Un amour interdit
現に浮かぶ薇
覚めない夢はないけれど。もしもそれが幸せな夢なのだとしたら、覚めないで欲しいと私は思う。
「おはよう、小夜」
目が覚めてすぐ、耳の近くから聞こえた低い声に身体が震えた。
「せい、いち…?」
振り向くと精市の鎖骨と胸板が見えて、慌てて前を向く。

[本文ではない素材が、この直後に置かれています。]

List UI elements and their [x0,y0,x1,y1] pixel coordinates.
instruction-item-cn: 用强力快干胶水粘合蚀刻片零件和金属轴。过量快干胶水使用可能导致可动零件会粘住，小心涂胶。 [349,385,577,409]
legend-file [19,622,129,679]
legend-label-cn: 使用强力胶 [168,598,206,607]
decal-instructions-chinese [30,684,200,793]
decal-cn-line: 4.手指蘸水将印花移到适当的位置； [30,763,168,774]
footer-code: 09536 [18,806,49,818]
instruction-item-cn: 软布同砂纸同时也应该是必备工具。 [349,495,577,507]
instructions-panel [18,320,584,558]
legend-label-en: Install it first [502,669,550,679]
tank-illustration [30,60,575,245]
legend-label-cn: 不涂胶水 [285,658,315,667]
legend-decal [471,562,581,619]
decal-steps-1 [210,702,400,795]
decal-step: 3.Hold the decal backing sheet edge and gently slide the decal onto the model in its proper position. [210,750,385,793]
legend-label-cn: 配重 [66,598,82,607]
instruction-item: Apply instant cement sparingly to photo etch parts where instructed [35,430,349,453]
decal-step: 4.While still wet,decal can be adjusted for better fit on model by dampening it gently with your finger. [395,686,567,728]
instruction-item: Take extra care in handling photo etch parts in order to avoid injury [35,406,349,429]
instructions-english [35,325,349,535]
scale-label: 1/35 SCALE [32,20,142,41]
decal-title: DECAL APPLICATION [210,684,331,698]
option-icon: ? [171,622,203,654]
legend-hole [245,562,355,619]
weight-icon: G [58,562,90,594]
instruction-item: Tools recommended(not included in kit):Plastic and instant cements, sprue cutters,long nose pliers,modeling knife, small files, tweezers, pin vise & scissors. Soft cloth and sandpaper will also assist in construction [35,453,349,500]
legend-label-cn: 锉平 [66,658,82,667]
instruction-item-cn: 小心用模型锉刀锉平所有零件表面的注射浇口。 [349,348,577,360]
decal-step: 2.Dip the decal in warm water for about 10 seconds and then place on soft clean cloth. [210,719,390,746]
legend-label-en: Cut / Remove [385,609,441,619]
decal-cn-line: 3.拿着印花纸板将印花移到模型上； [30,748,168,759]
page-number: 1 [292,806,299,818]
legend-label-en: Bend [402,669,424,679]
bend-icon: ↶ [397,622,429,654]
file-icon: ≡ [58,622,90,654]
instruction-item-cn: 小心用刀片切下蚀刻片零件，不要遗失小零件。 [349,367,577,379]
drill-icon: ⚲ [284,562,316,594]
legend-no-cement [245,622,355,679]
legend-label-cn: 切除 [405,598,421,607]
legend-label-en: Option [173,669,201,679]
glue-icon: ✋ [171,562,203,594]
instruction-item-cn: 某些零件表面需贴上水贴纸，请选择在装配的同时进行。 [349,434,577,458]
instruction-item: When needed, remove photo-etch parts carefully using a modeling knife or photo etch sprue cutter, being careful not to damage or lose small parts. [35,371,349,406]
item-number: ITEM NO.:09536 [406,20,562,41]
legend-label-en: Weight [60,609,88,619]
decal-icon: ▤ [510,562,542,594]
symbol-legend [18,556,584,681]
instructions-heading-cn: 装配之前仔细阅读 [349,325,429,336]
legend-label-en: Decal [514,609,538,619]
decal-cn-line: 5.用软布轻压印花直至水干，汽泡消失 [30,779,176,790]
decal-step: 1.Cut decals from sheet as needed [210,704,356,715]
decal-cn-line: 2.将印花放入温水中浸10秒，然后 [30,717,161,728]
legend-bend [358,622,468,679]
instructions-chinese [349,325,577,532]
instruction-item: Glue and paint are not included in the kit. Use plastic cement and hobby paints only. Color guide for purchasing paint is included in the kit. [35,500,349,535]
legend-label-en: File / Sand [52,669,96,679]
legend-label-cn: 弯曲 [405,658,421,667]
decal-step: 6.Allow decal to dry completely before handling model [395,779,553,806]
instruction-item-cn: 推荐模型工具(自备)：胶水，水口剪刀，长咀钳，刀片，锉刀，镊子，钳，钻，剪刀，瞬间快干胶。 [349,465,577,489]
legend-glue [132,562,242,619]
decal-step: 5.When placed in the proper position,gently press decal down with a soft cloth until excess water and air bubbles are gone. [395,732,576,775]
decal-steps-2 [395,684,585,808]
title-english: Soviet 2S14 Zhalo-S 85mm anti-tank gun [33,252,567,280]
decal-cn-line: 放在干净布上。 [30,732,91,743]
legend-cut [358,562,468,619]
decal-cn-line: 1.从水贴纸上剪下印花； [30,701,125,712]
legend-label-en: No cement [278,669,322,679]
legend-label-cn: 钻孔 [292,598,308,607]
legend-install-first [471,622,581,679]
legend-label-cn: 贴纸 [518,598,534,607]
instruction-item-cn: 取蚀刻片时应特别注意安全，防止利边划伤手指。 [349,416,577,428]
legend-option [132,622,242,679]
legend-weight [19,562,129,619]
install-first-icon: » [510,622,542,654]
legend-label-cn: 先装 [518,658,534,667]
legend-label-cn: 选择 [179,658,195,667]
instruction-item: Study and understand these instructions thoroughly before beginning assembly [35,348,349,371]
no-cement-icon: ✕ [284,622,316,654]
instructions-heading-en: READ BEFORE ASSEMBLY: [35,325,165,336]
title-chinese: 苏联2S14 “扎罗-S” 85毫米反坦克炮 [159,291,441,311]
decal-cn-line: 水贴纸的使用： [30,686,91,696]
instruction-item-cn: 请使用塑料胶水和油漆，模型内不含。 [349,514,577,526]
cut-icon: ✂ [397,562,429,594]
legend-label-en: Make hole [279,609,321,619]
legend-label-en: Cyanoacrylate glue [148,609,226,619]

背後から抱きすくめるようにして覆い被さる精市はくすくすと楽しそうに笑って、お腹辺りに回していた片腕で私を引き寄せた。
「ふふ、恥ずかしいの…?」
素肌同士が触れて、体温が直に伝わる。
「小夜…」
熱い吐息と甘い雰囲気に昨夜何があったのか真剣に思い出そうとするも、何も思い出せない。
「照れてる小夜も可愛いよ」
顎に手を添えられ、強制的に振り向かせられる。
「、んっ…」
噛みつくように口づけられ、怯んだ隙に精市が私を押し倒すような体勢に持っていかれた。
「やめっ…放し、」
「ダメ。もう離さない」
助けて、と呟くも声が震え、掠れる。
「何も、怖がる事はないよ」
だって。
「俺と小夜、二人だけなんだから」
「ぁ…い、や…っ」
うっすらと笑みを浮かべた精市に、背筋に冷たいものが伝うのを感じた。